ブラスアンサンブル・ゼロ&イエルーン・ベルワルツ
(Brass Ensemble Zero & Jeroen Berwaerts)

PROFILE

ブラスアンサンブル・ゼロ:2010年、音楽大学を卒業した20代の金管奏者が集まり結成された。 伝統と革新をテーマに、音楽という答えのないものに対して、様々な可能性を考えて、沢山の方向性を見つけていこう。“ゼロから新しいモノを生み出せる”という思いが、団体名に込められている。 結成当時より、ブラスアンサンブルのオリジナル作品を定期演奏会のレパートリーの中心に据え、多彩なプログラムを組んでいる。これまでに取り上げた主な作品は、モンテヴェルディ、バッハ、へンデルなどのバロック時代のアレンジ作品。 シベリウス、ヒンデミット、ストラヴィンスキーなどの有名作曲家が書いた金管アンサンブルのオリジナル作品。クセナキス、武満徹などの現代作品。パーカー、リチャーズ、へイゼルなどフィリップ・ジョーンス・ブラスアンサンブルの作品等。 2O15年には定期演奏会第5回を記念して、世界的トランペット奏者、ラインホルト・フリードリッヒ氏、ピアニストの竹沢絵里子氏をゲストに招いて共演。京都、上田、東京の3都市でツアーを行う。2人の音楽性に感化され、アンサンブルの演奏水準を一層引き上げるとともに、演奏会を大成功に終えた。 2017年の第7回演奏会において、トランペット・ソリストのイエルーン・ベルワルツ氏を迎えて共演。氏のアイディアの下に、映画音楽を中心にしたプログラムで公演を行う。「イエルーン氏の素晴らしいテクニックと音色に観客は魅了され、Brass Ensemble ZEROはあたかもイエルーン氏がメンバーであるかの様に心地よいアンサンブルを聴かせてくれた」と好評を得る。

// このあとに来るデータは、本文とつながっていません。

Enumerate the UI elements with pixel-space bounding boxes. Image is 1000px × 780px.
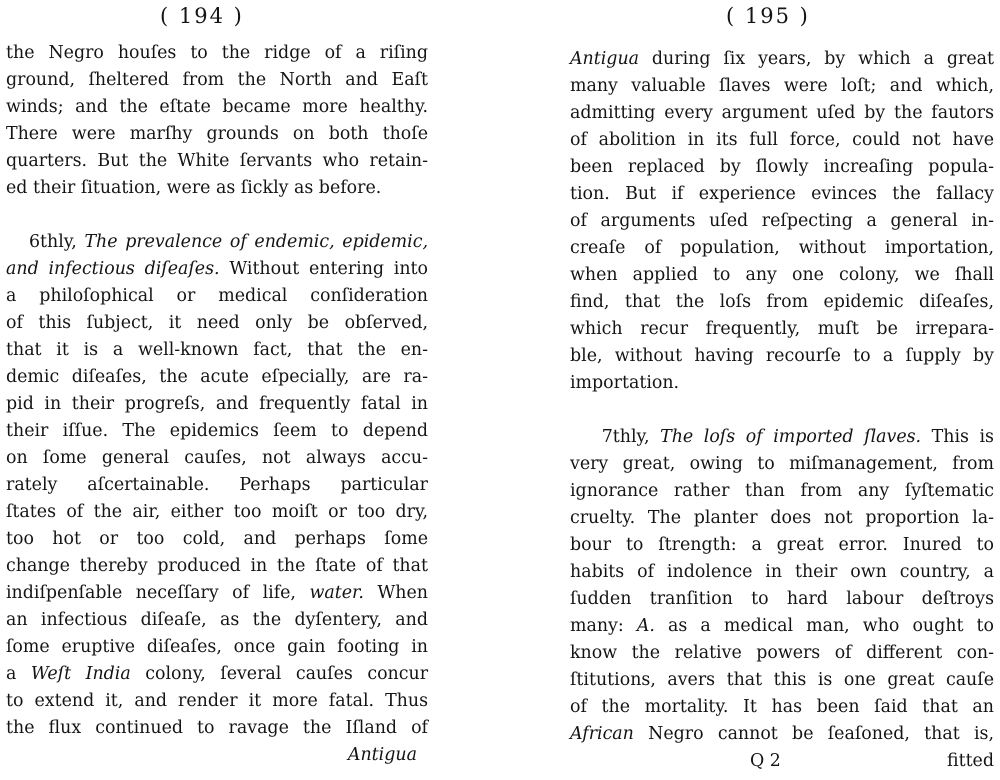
italic-word: water.	[309, 583, 364, 603]
text-line: ble, without having recourſe to a ſupply by	[570, 346, 994, 366]
text-line: of this ſubject, it need only be obſerved,	[6, 313, 428, 333]
catchword-text: Antigua	[347, 745, 417, 765]
signature-mark: Q 2	[750, 751, 781, 771]
text-line: which recur frequently, muſt be irrepara-	[570, 319, 994, 339]
text-line	[570, 613, 994, 640]
text-run: a	[6, 664, 17, 684]
text-line: the flux continued to ravage the Iſland of	[6, 718, 428, 738]
text-run: colony, ſeveral cauſes concur	[130, 664, 429, 684]
text-line: ignorance rather than from any ſyſtematic	[570, 481, 994, 501]
right-page	[540, 0, 1000, 780]
text-line	[570, 46, 994, 73]
page-footer	[570, 748, 994, 775]
text-line	[6, 661, 428, 688]
page-number-right: ( 195 )	[726, 4, 810, 28]
text-run: many:	[570, 616, 624, 636]
text-line: ſtitutions, avers that this is one great cauſe	[570, 670, 994, 690]
text-line: their iſſue. The epidemics ſeem to depend	[6, 421, 428, 441]
text-line: ed their ſituation, were as ſickly as before.	[6, 178, 382, 198]
text-line: importation.	[570, 373, 680, 393]
text-line: ground, ſheltered from the North and Eaſt	[6, 70, 428, 90]
paragraph-gap	[570, 397, 994, 424]
paragraph-gap	[6, 202, 428, 229]
section-title: The loſs of imported ſlaves.	[660, 427, 922, 447]
text-line: of arguments uſed reſpecting a general in-	[570, 211, 994, 231]
text-line: admitting every argument uſed by the fautors	[570, 103, 994, 123]
text-line: quarters. But the White ſervants who retain-	[6, 151, 428, 171]
text-line: been replaced by ſlowly increaſing popula-	[570, 157, 994, 177]
text-line	[6, 580, 428, 607]
text-line: There were marſhy grounds on both thoſe	[6, 124, 428, 144]
text-line: ſome eruptive diſeaſes, once gain footing in	[6, 637, 428, 657]
text-line: of the mortality. It has been ſaid that an	[570, 697, 994, 717]
section-title: The prevalence of endemic, epidemic,	[84, 232, 429, 252]
text-line: ſudden tranſition to hard labour deſtroys	[570, 589, 994, 609]
italic-word: Weſt India	[30, 664, 131, 684]
text-line: cruelty. The planter does not proportion la-	[570, 508, 994, 528]
text-run: When	[363, 583, 428, 603]
text-run: This is	[921, 427, 994, 447]
text-line: a philoſophical or medical conſideration	[6, 286, 428, 306]
section-number: 7thly,	[601, 427, 650, 447]
text-line: tion. But if experience evinces the fallacy	[570, 184, 994, 204]
page-number-left: ( 194 )	[160, 4, 244, 28]
text-line: an infectious diſeaſe, as the dyſentery, and	[6, 610, 428, 630]
text-line: know the relative powers of different con-	[570, 643, 994, 663]
text-line	[570, 721, 994, 748]
text-run: Without entering into	[219, 259, 429, 279]
section-number: 6thly,	[28, 232, 77, 252]
catchword-right: fitted	[946, 751, 994, 771]
section-heading-line	[570, 424, 994, 451]
text-line: change thereby produced in the ſtate of that	[6, 556, 428, 576]
section-heading-line	[6, 256, 428, 283]
text-line: when applied to any one colony, we ſhall	[570, 265, 994, 285]
text-line: rately aſcertainable. Perhaps particular	[6, 475, 428, 495]
text-line: very great, owing to miſmanagement, from	[570, 454, 994, 474]
italic-word: African	[570, 724, 634, 744]
section-title-cont: and infectious diſeaſes.	[6, 259, 220, 279]
text-line: bour to ſtrength: a great error. Inured to	[570, 535, 994, 555]
text-line: winds; and the eſtate became more healthy.	[6, 97, 428, 117]
text-line: demic diſeaſes, the acute eſpecially, are ra-	[6, 367, 428, 387]
text-line: too hot or too cold, and perhaps ſome	[6, 529, 428, 549]
text-line: many valuable ſlaves were loſt; and which,	[570, 76, 994, 96]
text-line: ſtates of the air, either too moiſt or too dry,	[6, 502, 428, 522]
left-page-text	[6, 40, 428, 769]
catchword-left	[6, 742, 428, 769]
left-page	[0, 0, 470, 780]
text-line: find, that the loſs from epidemic diſeaſes,	[570, 292, 994, 312]
text-line: the Negro houſes to the ridge of a riſing	[6, 43, 428, 63]
text-line: habits of indolence in their own country, a	[570, 562, 994, 582]
right-page-text	[570, 46, 994, 748]
text-run: Negro cannot be ſeaſoned, that is,	[633, 724, 994, 744]
text-line: of abolition in its full force, could not have	[570, 130, 994, 150]
text-line: on ſome general cauſes, not always accu-	[6, 448, 428, 468]
text-run: during ſix years, by which a great	[639, 49, 994, 69]
text-line: pid in their progreſs, and frequently fatal in	[6, 394, 428, 414]
text-run: as a medical man, who ought to	[654, 616, 994, 636]
italic-word: Antigua	[570, 49, 640, 69]
section-heading-line	[6, 229, 428, 256]
text-run: indiſpenſable neceſſary of life,	[6, 583, 296, 603]
italic-word: A.	[636, 616, 655, 636]
text-line: creaſe of population, without importation,	[570, 238, 994, 258]
text-line: to extend it, and render it more fatal. Thus	[6, 691, 428, 711]
text-line: that it is a well-known fact, that the en-	[6, 340, 428, 360]
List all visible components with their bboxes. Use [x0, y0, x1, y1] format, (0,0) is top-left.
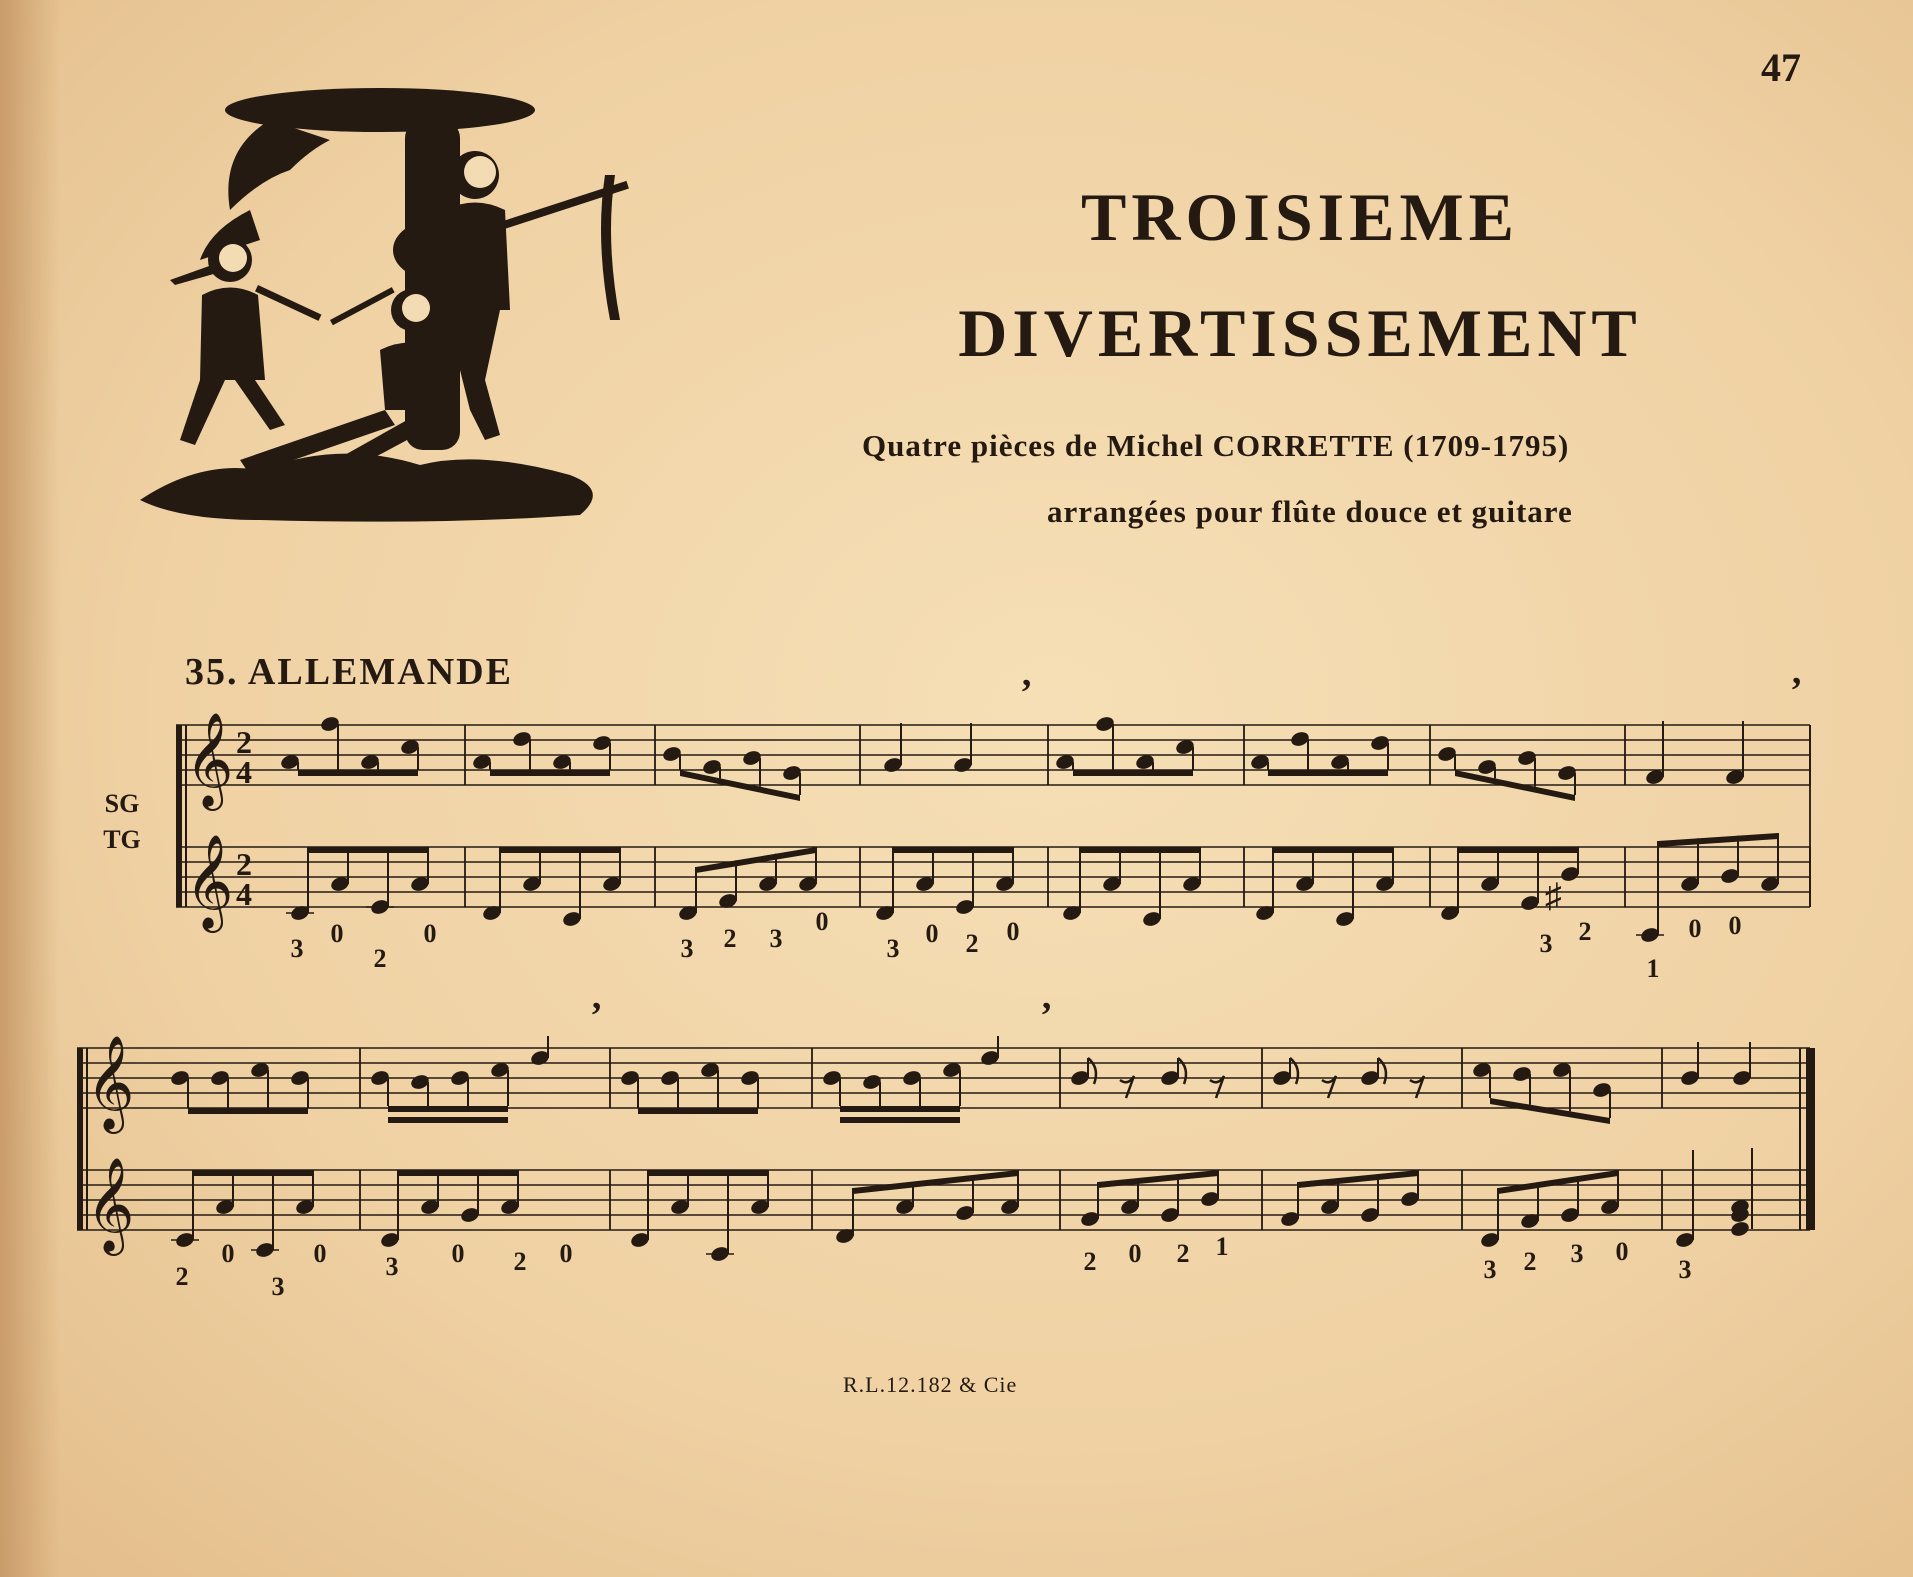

イエルーン・ベルワルツ:1975年ベルギー出身。レパートリーはバロックから現代音楽、ジャズに至るまで、様々な時代や様式の作品を含んでいる。トランペット奏者としての活動をしながら、ゲント王立音楽院でジャズ・ボーカルを修了。トランペットと声、クラシックやジャズ、その他様々なジャンルとのユニークな組合せを自在に操る、稀有な音楽家である。トランペットの巨匠、ラインホルト・フリードリヒに師事。「ヨーロッパの若きトランペッターコンクール」「プラハの春国際音楽コンクール」「モーリス・アンドレ・トランペット・コンクール」などで受賞。ベルギーのアルス・ムジカ、ラインガウ、シュレスヴィヒ・ホルシュタイン音楽祭など世界各国の音楽祭に招聘され、2005年細川俊夫のトランペットソロとアンサンブルのための作品「旅VII」を初演。また、ベルリン・コンツェルトハウス管弦楽団、ハノーファー北ドイツ放送フィルハーモニー、ミュンヘンシンフォニカー、ジュネス・ミュジカーレ・ワールド・オーケストラ、フランドル交響楽団などと、アラン・ギルバート、ヤコブ・クライツベルクらの指揮のもと共演。2013年サントリーホールで、準メルクル指揮東京フィルハーモニー管弦楽団とともに細川俊夫のトランペット協奏曲「霧の中で」を世界初演。同作品は尾高賞を受賞、2014年に東京でNHK交響楽団、キールとハンブルクでマティアス・ピンチャー指揮ハンブルク北ドイツ放送交響楽団により再演された。 1999年から2014年までハンブルク北ドイツ放送交響楽団の首席トランペット奏者。2008年よりハノーファー音楽演劇メディア大学教授。